Thursday, February 28, 2008

Grumpy Awakening

By Cernig

The WaPo reports that Sunni members of the Awakening in Iraq are losing patience with the Iraqi government and US occupation in increasing numbers.
Since Feb. 8, thousands of fighters in restive Diyala province have left their posts in order to pressure the government and its American backers to replace the province's Shiite police chief. On Wednesday, their leaders warned that they would disband completely if their demands were not met. In Babil province, south of Baghdad, fighters have refused to man their checkpoints after U.S. soldiers killed several comrades in mid-February in circumstances that remain in dispute.

Some force leaders and ground commanders also reject a U.S.-initiated plan that they say offers too few Sunni fighters the opportunity to join Iraq's army and police, and warn that low salaries and late payments are pushing experienced members to quit.

...U.S. efforts to manage this fast-growing movement of about 80,000 armed men are still largely effective, but in some key areas the control is fraying. The tensions are the most serious since the Awakening was launched in Anbar province in late 2006, according to Iraqi officials, U.S. commanders and 20 Awakening leaders across Iraq. Some U.S. military officials say they are growing concerned that the Sunni insurgent group al-Qaeda in Iraq has infiltrated Awakening forces in some areas.

"Now, there is no cooperation with the Americans," said Haider Mustafa al-Kaisy, an Awakening commander in Baqubah, the capital of Diyala province, an insurgent stronghold that U.S. and Iraqi forces are still struggling to control. "We have stopped fighting al-Qaeda."

..."They should make me stronger. They should not weaken me," said Kassim, a former commander in the Islamic Army, an insurgent group. "We need weapons. We need vehicles. We do not even have gas for the few cars we have. When we joined, the Americans promised to provide all necessities. Now we know those were only words."

In the past two months, he said, 20 of his fighters have quit. Many felt their monthly salary was no longer worth the risk of fighting al-Qaeda in Iraq. His men also have not received their salaries in two months, he said. "We'll all be patient for another two months. If nothing changes, then we'll suspend and quit," Kassim said. "Then we'll go back to fighting the Americans."
It's not as if this kind of talk was unexpected. DoD and military types from Gates on down have been warning that the window of opportunity the Awakening opened was a temporary one that needed to be taken advantage of. Yet the Shiite-dominated Iraqi government dragged its feet, probably fearful of arming too many Sunnis who could still turn their guns on their fellow Iraqis. Despite the military's warnings, it must be said, the Bush administration hasn't exactly hold the Iraqi government's feet to the fire over this either. Lots of talk, but no carrots and no sticks. I think that comes from their being no effective domestic pressure on the White House to do so - it's supporters, the only people it appears to listen to, were too busy cheering "victory' at last.

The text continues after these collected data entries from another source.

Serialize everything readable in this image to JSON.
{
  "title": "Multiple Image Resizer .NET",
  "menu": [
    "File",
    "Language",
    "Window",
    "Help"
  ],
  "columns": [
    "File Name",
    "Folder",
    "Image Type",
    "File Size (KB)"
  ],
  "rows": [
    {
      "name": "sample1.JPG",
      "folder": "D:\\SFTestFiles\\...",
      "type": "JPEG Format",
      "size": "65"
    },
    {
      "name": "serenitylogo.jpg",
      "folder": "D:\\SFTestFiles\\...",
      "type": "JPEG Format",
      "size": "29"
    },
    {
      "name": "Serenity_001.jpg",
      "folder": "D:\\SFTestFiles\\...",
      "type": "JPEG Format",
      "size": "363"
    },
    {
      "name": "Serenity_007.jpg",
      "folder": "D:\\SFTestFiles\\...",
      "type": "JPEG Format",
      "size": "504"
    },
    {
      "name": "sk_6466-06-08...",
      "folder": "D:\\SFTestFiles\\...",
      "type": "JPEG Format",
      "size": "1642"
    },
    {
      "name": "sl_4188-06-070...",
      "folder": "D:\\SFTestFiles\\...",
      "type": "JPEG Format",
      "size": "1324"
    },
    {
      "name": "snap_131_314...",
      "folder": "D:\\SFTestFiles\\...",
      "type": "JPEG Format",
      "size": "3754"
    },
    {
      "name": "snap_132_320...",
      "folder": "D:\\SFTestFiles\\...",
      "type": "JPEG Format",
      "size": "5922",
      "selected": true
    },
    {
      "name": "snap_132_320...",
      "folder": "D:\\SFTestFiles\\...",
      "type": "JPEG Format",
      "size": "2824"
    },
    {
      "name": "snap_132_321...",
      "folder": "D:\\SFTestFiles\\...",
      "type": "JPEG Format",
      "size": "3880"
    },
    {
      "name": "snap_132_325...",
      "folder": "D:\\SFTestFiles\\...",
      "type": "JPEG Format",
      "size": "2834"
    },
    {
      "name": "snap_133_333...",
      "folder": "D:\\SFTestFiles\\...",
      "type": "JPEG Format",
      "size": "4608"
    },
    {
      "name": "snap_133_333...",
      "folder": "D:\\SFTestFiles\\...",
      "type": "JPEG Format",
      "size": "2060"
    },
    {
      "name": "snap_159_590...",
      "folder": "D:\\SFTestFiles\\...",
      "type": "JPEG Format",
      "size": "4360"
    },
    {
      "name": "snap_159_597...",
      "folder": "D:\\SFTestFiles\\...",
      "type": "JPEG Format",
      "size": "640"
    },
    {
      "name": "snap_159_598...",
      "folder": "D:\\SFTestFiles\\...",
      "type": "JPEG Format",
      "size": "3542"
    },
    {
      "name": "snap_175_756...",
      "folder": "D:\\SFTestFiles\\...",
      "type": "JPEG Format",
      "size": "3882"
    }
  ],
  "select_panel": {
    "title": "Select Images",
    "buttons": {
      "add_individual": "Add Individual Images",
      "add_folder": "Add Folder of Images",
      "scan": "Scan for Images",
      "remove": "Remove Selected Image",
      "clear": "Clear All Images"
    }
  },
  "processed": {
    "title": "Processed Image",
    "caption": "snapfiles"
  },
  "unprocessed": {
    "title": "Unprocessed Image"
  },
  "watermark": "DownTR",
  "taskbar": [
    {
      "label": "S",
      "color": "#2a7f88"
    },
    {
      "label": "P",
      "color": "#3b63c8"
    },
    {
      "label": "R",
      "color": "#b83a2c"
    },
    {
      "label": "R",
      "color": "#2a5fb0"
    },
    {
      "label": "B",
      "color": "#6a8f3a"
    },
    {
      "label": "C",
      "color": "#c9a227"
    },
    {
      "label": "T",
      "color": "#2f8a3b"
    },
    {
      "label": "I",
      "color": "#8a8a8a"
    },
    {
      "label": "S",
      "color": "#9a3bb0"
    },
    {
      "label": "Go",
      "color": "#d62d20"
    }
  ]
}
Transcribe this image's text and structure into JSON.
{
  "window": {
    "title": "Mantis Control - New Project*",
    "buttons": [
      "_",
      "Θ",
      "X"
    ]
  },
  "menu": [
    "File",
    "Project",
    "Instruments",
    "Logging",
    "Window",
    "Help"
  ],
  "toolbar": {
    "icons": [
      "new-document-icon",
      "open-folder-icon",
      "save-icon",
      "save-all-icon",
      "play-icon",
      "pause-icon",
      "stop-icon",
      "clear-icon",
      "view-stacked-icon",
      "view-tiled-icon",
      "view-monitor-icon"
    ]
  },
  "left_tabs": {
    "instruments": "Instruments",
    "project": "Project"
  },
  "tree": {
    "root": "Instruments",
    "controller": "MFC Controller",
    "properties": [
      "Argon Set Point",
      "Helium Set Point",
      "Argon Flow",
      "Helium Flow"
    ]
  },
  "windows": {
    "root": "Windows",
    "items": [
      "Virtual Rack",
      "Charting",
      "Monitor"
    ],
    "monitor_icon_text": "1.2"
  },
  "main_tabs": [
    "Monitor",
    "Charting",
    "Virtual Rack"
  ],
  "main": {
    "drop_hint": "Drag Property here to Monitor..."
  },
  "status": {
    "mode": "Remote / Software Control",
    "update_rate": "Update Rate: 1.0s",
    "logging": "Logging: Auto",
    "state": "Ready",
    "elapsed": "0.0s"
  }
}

However, there's still, by the looks of things, time to get those carrots and sticks out. Maybe the White House will now have an incentive to do so. Although arming the Awakening comprises a potential long-term problem, by creating yet another armed group with no loyalty to the central government and a governing ideology that appears to see itself as the natural ruler of Sunni regions, in the short term it's one of the things keeping violence down in Iraq to admittedly horrible 2005 levels.

I suppose the theory is to put a bandage on the currently bleeding wound and hope to treat the body's cancer once the bleeding stops. But unfortunately the US occupation, as a paramedic, is like Edward Scissorhands. Putting a bandage on one wound seems to keep opening others. Maybe it would be better for Dr. Scissorhands to leave the patient to self-administer first aid. It would certainly seem to be the right time to try to arrange for another set of medics, rather than extending the US presence with Bush's agreement that won't be a treaty.